After weeks of deadlock by the two parties, the House finally approved a short-term, six-month plan to avoid deep cuts in fees paid to doctors who care for Medicare patients. If the measure not passed, Medicare payments to doctors would have been slashed by 21%, a prospect which raised the question of whether some doctors would have started turning away medicare patients. Although only a temporary, six-month "doc fix" of the Medicare payments issue, its effect will be retroactive to June 1.
The $6.4 billion measure is expected to be paid for by a combination of changes in Medicare billing regulations, antifraud provisions and the tightening of some pension rules, eliminating Republican objections that it would put the federal government deeper into debt. The measure nicknamed the "doc fix" only passed the Senate last week after party leaders finally agreed separate the legislation from a stalled package of tax changes and safety-net spending, including extended unemployment benefits which was filibustered yesterday.
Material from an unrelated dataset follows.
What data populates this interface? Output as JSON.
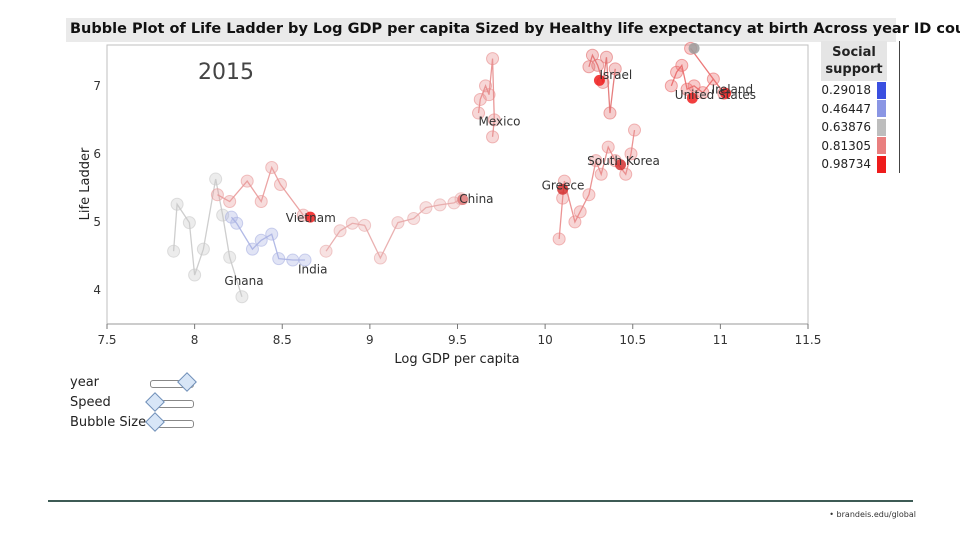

Afterwards, House Speaker Nancy Pelosi expressed frustration and disappointment that Congress only managed to patch together a short-term fix of the Medicare issue, “When they sent this very, very slim reed of a piece of legislation over to us, which wasn’t even really that well written, this was totally inadequate. Members said, ‘No, we have to send something back that is bigger, but let’s see what they can do on unemployment.’ Well, it is clear they are not able to do anything this week.”